Zelig Hamka selaku staf advokasi Akar Foundation turut menyampaikan prosedur dan peluang hukum terhadap perubahan status kelurahan menjadi desa adat. Dalam kasus MHA Rejang di Kabupaten Lebong, khususnya MHA Topos peluang hukum dan syarat penetapan desa Adat diperkuat dengan adanya perda nomor 4 tahun 2017 tentang Pengakuan dan Perlindungan MHA Rejang di Kabupaten Lebong. Sehingga yang perlu pemerintah daerah lakukan adalah :
1. Menerbitkan SK Penetapan Kutai Topos
2. Membentuk Tim Penataan Desa tingkat kabupaten
3. Menerbitkan Perbup sebagai peraturan pelaksana Perda nomor 4 Tahun 2017 yang berkaitan dengan Penetapan Desa Adat (pasal 9).

Secara umum, respon dari pemerintah kabupaten Lebong sangat baik.

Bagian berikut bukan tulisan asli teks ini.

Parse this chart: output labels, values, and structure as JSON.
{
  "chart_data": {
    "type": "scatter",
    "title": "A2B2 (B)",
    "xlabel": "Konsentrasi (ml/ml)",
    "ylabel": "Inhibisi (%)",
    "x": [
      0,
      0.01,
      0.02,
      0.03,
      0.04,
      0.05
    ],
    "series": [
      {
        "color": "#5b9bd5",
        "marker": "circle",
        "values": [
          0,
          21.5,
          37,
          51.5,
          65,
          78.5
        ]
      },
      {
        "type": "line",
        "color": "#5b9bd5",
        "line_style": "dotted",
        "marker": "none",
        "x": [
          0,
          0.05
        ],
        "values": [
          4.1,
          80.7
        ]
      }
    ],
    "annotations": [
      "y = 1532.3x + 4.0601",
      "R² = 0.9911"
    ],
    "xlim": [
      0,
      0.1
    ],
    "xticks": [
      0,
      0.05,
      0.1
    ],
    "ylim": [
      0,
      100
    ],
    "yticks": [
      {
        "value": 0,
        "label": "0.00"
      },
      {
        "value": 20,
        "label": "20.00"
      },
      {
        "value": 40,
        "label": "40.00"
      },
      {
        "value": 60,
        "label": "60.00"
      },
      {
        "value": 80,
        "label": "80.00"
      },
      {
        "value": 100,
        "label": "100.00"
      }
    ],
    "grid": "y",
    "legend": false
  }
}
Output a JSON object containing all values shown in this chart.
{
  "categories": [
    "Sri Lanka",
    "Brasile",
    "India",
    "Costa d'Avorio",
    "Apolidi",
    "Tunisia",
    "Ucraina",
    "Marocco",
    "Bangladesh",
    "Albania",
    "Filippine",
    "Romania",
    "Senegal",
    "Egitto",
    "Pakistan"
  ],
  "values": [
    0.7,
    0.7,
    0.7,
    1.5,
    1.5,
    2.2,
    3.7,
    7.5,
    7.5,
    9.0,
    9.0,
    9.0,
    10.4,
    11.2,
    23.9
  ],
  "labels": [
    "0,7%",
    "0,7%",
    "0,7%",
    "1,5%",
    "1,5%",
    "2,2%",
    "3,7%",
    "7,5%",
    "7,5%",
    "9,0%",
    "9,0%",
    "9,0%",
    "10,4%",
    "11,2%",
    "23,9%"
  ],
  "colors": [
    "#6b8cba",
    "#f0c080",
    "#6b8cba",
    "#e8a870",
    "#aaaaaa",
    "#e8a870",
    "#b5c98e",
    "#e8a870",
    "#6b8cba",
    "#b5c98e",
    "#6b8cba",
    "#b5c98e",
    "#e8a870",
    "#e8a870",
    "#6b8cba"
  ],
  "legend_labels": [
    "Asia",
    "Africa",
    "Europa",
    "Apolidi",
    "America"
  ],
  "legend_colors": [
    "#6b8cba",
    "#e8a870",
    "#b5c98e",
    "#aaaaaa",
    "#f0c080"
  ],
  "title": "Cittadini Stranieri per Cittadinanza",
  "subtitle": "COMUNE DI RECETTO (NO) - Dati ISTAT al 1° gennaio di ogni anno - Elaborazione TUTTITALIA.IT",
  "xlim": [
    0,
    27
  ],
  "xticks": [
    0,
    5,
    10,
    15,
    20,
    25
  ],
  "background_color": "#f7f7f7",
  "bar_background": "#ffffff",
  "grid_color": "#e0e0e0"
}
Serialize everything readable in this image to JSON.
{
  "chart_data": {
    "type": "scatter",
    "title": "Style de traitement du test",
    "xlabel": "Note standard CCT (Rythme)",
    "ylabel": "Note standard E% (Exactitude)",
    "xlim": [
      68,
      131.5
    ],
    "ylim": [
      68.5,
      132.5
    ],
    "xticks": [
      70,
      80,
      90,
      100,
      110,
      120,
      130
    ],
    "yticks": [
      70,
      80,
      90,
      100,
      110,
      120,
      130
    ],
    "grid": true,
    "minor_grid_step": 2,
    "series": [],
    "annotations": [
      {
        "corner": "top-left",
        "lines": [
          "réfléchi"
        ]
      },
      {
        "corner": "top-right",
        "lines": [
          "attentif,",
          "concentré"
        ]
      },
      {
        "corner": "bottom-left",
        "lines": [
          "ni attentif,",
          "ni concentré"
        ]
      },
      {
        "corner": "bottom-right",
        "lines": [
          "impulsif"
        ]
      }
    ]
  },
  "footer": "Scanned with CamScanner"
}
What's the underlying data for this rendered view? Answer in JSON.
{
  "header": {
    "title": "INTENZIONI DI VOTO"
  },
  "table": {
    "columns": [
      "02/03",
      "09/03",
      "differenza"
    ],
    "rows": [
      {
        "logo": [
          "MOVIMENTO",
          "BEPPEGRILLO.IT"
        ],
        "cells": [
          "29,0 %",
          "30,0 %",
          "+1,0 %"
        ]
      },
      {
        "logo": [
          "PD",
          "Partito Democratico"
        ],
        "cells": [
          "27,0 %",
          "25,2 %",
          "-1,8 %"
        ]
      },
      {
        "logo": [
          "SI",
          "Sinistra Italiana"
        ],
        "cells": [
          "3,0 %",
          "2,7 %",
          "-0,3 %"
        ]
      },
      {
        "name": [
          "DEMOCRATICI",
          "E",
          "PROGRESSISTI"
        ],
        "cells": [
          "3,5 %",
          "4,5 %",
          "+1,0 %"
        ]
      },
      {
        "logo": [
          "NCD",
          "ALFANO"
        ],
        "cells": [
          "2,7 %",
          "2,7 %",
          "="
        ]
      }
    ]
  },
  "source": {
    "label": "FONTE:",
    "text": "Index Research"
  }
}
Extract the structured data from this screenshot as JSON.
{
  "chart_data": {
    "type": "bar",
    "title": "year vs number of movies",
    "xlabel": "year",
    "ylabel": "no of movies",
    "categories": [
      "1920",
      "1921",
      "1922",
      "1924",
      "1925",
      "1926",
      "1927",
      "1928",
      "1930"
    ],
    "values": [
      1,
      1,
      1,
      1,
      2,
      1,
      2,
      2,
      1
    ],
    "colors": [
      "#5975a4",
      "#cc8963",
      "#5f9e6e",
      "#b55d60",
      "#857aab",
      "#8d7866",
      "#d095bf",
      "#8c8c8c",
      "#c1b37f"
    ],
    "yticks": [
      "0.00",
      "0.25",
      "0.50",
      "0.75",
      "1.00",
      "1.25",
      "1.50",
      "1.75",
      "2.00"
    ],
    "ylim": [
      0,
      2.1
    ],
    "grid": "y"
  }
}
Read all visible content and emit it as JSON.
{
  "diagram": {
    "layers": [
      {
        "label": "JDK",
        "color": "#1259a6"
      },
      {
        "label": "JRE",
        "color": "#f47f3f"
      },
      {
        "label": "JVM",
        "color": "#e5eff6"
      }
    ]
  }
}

Mereka mendukung usulan desa Adat Topos dan akan merencanakan proses percepatan Hutan Adat Demong Samin bersama stakeholder lainnya termasuk melakukan audiensi terhadap KLHK dan Kemendagri.

 

  • Serambeak adalah kata atau ucapan atau kalimat dalam bahasa Rejang yang mengandung nilai-nilai kearifan lokal dan disampaikan dengan bentuk kiasan.
  • Bokoa Iben (bakul sirih) adalah salah satu pusaka adat masy Adat Rejang yang menjadi simbol dalam setiap ritual atau acara Adat Rejang. Bokoa Iben ini adalah perwujudan dari perangkat kelembagaan adat Rejang.